Runde Sache
Es gibt manchmal Tage, da beneide ich solche Leute, die, wie ich in meinem früheren Leben, ein regelmäßiges Einkommen haben. Sie müssen sich deshalb um viele Dinge keine Gedanken machen und können auch entspannt in die Zukunft schauen. Es gibt aber auch Tage, da freue ich mich wirklich sehr darüber, dass alles so ist wie es ist. So zum Beispiel am vergangenen Wochenende. Teambildung war angesagt für meine Gäste, die Christoph und mich auf unserem Weg in das Basislager des Hidden Peak begleiten werden. Die äusseren Bedingungen ließen absolut keine Wünsche offen. Das ist immer die Grundvoraussetzung für ein besonders gelungenes Wochenende. Wir trafen uns wie immer unter der Elbbrücke in Bad Schandau, fuhren anschliessend in die Schrammsteine, wanderten zu unserer angestammten Boofe und verbrachten einen feuchtfröhlichen Abend am Lagerfeuer.
Dummerweise hatte Jochen, der schon einige Male mit mir unterwegs gewesen und deshalb ein intimer Kenner von verschiedenen meiner Schwächen ist, eine Flasche eines bestimmten Getränkes mitgebracht, für das ich eine der eben erwähnten Schwächen habe. Das bescherte mir am nächsten Tag eine gewisse Lichtscheue und Lärmempfindlichkeit. Aber das war nur mein kleines Problem.
Für den ersten Tag hatte ich eine wirklich schöne neue Runde durch die einmalige Felsenlandschaft rund um Rathen ausgesucht. Jochen wollte nicht schon zum dritten Mal die altbekannte Stiegentour durch die Affen- und Schrammsteine machen.
Wir haben auf unserem Weg wirklich fast alles mitgenommen, was möglich ist. Angefangen von der Rahmhanke über die ver-schiedenen Gründe (Hirschgrund, Wehlgrund, Amselgrund und noch ein paar mehr) bis zu den ganz großen Felsgestalten wie Gänse, Wehltürme und Wehlnadel, Höllenhunde, Lok oder Talwächter.
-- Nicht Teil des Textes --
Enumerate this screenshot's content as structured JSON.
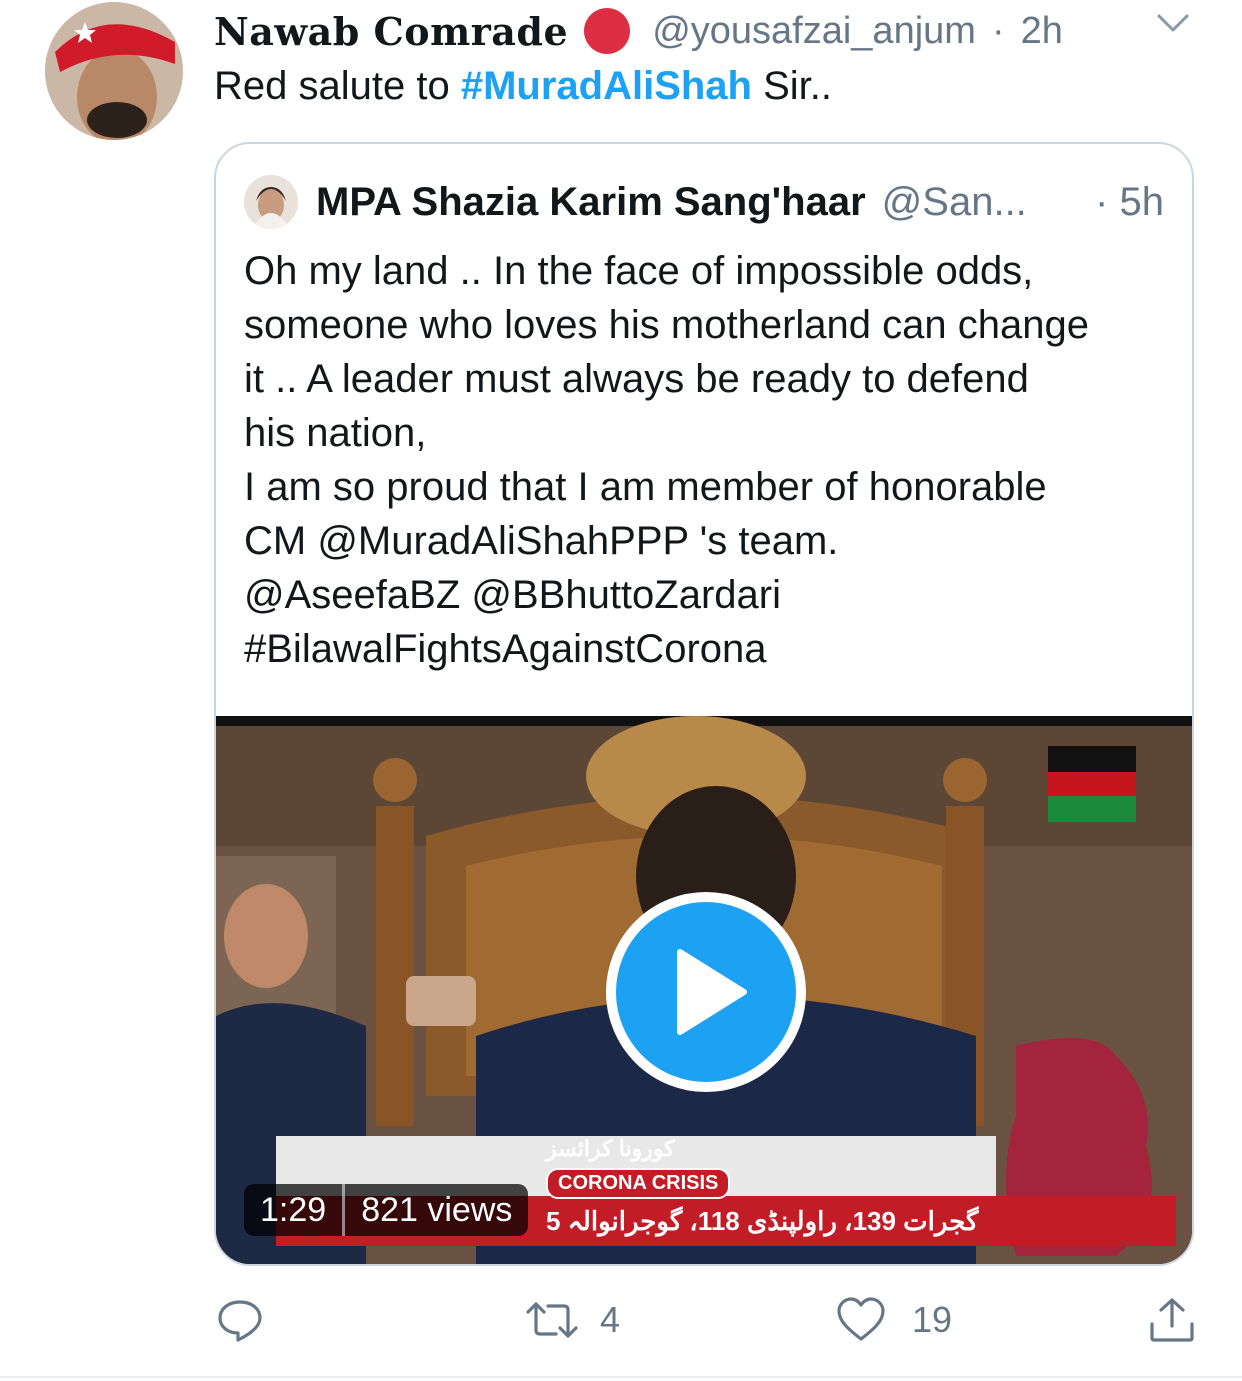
{
  "tweet": {
    "display_name": "Nawab Comrade",
    "handle": "@yousafzai_anjum",
    "separator": "·",
    "time": "2h",
    "text_before": "Red salute to ",
    "hashtag": "#MuradAliShah",
    "text_after": " Sir.."
  },
  "quoted": {
    "display_name": "MPA Shazia Karim Sang'haar",
    "handle": "@San...",
    "separator": "·",
    "time": "5h",
    "lines": [
      "Oh my land .. In the face of impossible odds,",
      "someone who loves his motherland can change",
      "it .. A leader must always be ready to defend",
      "his nation,",
      "I am so proud that I am member of honorable",
      "CM @MuradAliShahPPP 's team.",
      "@AseefaBZ @BBhuttoZardari",
      "#BilawalFightsAgainstCorona"
    ],
    "video": {
      "duration": "1:29",
      "views": "821 views",
      "ticker_urdu": "کورونا کرائسز",
      "ticker_label": "CORONA CRISIS",
      "ticker_numbers": "گجرات 139، راولپنڈی 118، گوجرانوالہ 5"
    }
  },
  "actions": {
    "reply_icon": "reply-icon",
    "retweet_icon": "retweet-icon",
    "retweet_count": "4",
    "like_icon": "heart-icon",
    "like_count": "19",
    "share_icon": "share-icon"
  },
  "colors": {
    "accent": "#1da1f2",
    "muted": "#657786",
    "text": "#14171a",
    "border": "#ccd6dd"
  }
}
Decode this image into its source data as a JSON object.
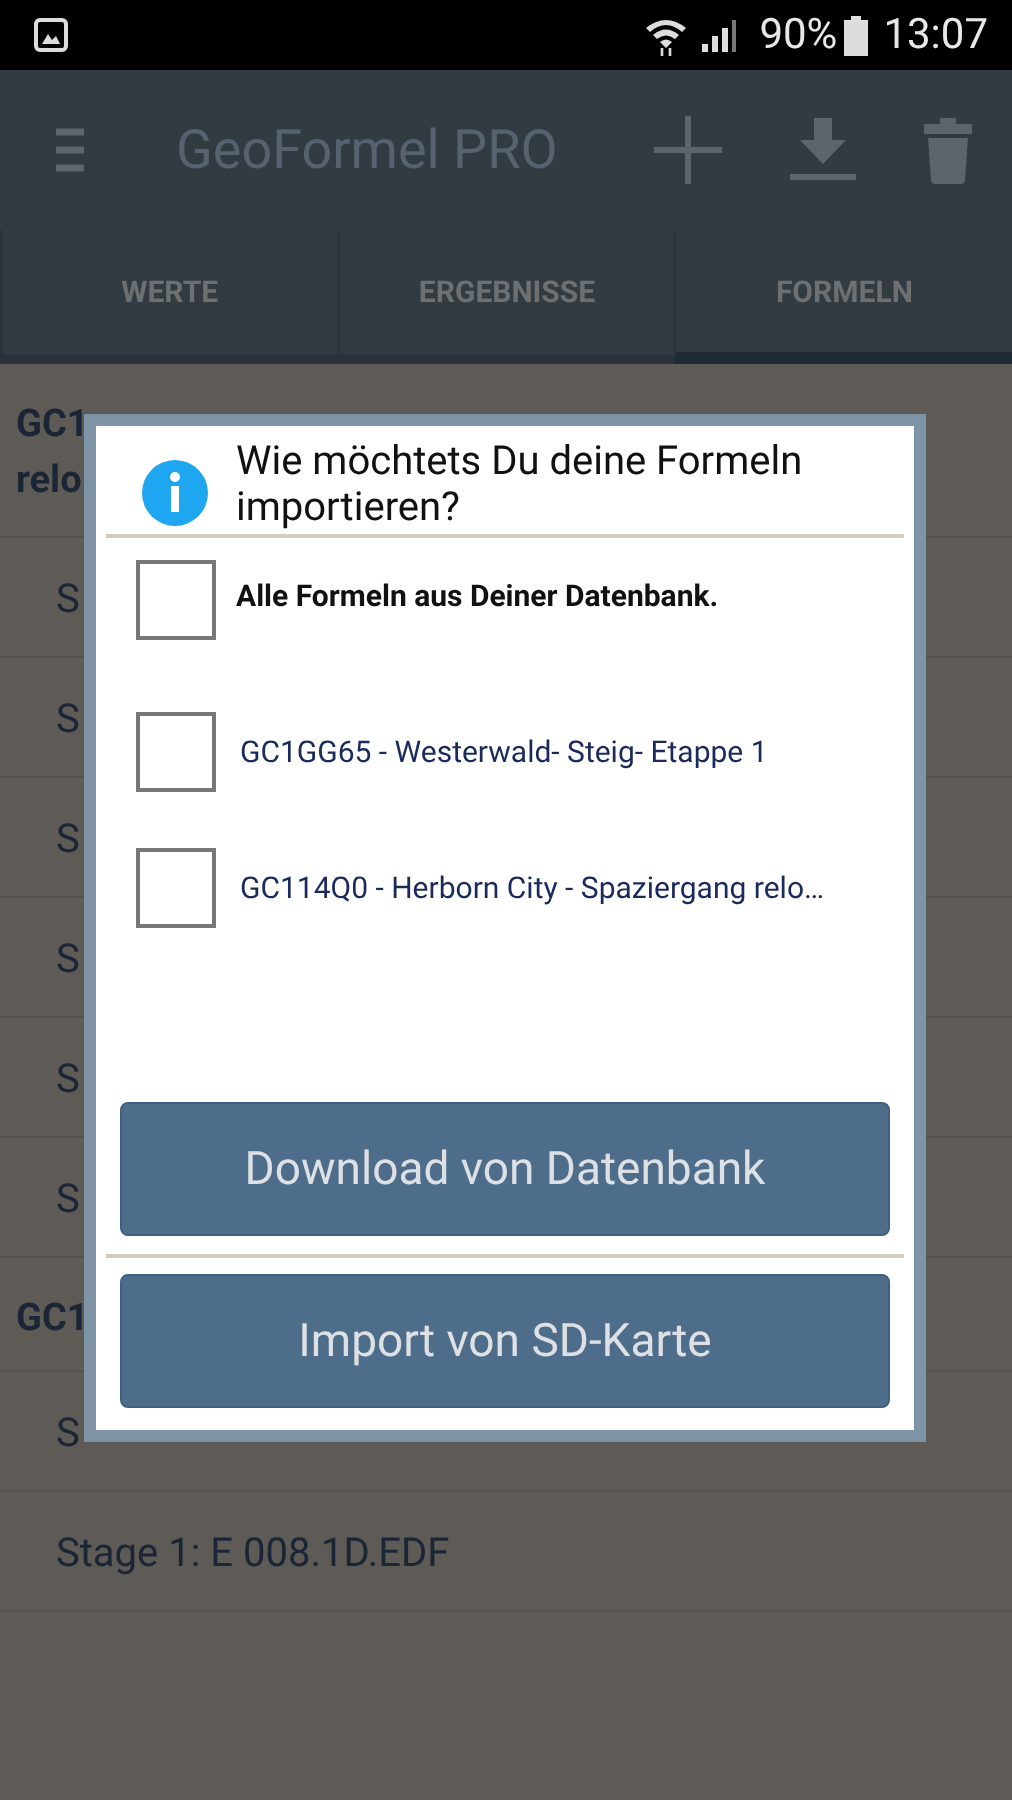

Nur eines haben wir tunlichst vermieden: Uns in das ungeheuere Getümmel auf der Basteibrücke zu stürzen. Die haben wir weiträumig umgangen.
Am nächsten Tag ging es dann wie immer zum Klettern in die Schrammsteine. Der Alte Weg auf die Tante war unser Ziel. Groß-griffig aber steil und ausgesetzt führt der Weg hoch über der Elbe auf eine der grazilsten Nadeln der ganzen Sächsischen Schweiz. An ihr war bisher noch keiner meiner Pakistan-Gäste geklettert. Auch Jochen nicht. Der hatte bei seinem ersten Besuch an der Tante ein Fussleiden, welches ihn damals vom Klettern abhielt. Diesmal allerdings wollte er es nach einigem Zögern dann doch wissen. Und was das schönste ist, er kam tatsächlich auch oben an und das wenige Tage vor seinem 70. Geburtstag. Das hat mich ganz besonders gefreut und Jochen vermutlich noch mehr. Nachdem nun das Pflichtprogramm absolviert war, ging es zur Kür an den Onkel. Jochen und Ingo, die beiden etwas älteren Semester, nahmen die Beobachterstellung ein, während Christian, Christoph und Urs weiter und auch schwerer klettern wollten. Drei Wege sind wir am Onkel noch gestiegen. Der schwerste, die Südwand, immerhin eine 7c, wurde von dem überaus talentierten Urs bis zum Gipfel gemeistert. Hochachtung für diese Leistung. Zum Abschluss sind wir dann noch am Frühstücksplatz abgeseilt und anschliessend zum wohlverdienten Bier in die Schrammsteinsteinbaude eingerückt. Bei diesem hochsommerlichen Wetter der passendste Abschluss eines solchen Wochenendes, den man sich vorstellen kann.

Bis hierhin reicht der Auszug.